At the very beginning, the government put in measures to protect jobs and income vis-à-vis stimulus, banks paused mortgage repayments while the landlords deferred rents to a point, and there’s a moratorium on evictions. Yet, the pandemic and the economic shutdowns have had significant effects on our property market.
Let’s briefly talk about these effects:
The Good…
Soon after the outbreak, the Reserve Bank of Australia (RBA) reduced the interest rates in Australia, solely because of the negative impact of coronavirus on the economy as a whole. This cut in interest rates means that there is a cheap line of credit available throughout the crisis. So, households and property investors that have stable and secure incomes will take advantage of the low-interest rates and invest in a long-term deal; either as a property owner (occupier) or investor.
In other words, the pandemic has increased the volatility of the share market; this will make some investors consider property investment as an alternative secure investment. As it stands in the property market, buyers are buying, sellers are selling, and in turn, prices are falling.
But you can decide to be a non-discretionary buyer by taking the opportunities the market is presenting at the moment — that is, if your income goal is a long-term capital growth.
The Bad…
There is no doubt that the pandemic has taken a group of buyers out of the property market, like those who have jobs but aren’t sure how secure they are, those whose income has been reduced or have been laid off, and discretionary buyers who prefer to wait and see what the end result of the pandemic will be. The interpretation of this analysis is that the market is being oversupplied at the moment, and that has caused a downward movement of rents (obeying the law of supply).

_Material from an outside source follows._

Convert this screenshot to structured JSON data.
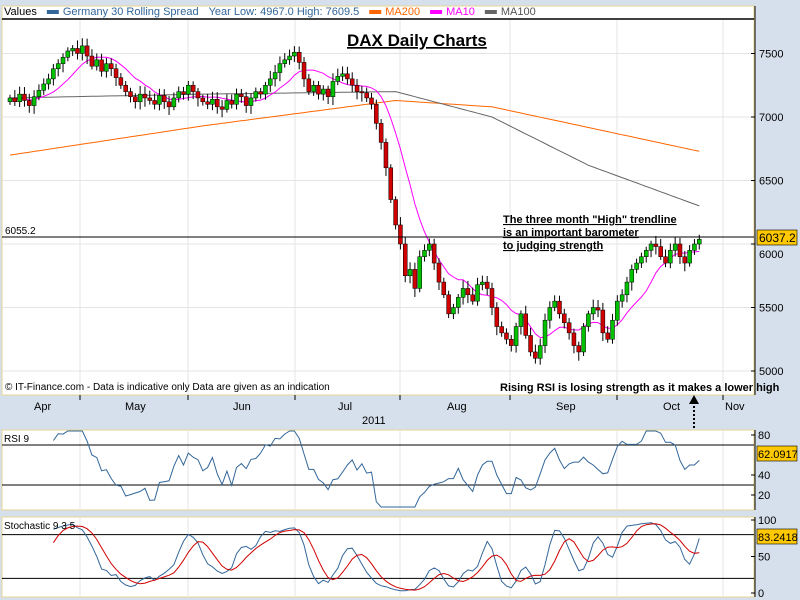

The fall in rents has made the cut in interest rates somewhat irrelevant, as what you gain in interest rate, you lose in rent. Similarly, a higher unemployment rate (of about 7.1% presently) caused by the pandemic has contributed to property in Australia becoming less affordable for intended buyers. Also, fewer immigrants and tourists caused by the travel ban has resulted in less demand for investment properties, rental accommodations, and buying of property.
The Ugly…
The Australian Dream — “…home ownership can lead to a better life and is also an expression of success and security” — is becoming shattered. A lot of people have their wealth tied up in the share market, and that wealth has been diminished (equities too have been hit hard by this pandemic), thereby reducing their capacity to buy into the property market. If the pandemic is not curbed soon enough, the unemployment rate may reach double figures, and this will increase debt-servicing problems, leading to forced sales and a sharp fall in property prices.
In conclusion, all the negative effects outlined will likely result in two things: property prices falling and property sales declining. However, if you find the right property at the right price and it fits in perfectly into your long-term capital growth strategy, don’t wait for the pandemic to end — INVEST! We might have to live with this pandemic for another couple of months, if not years.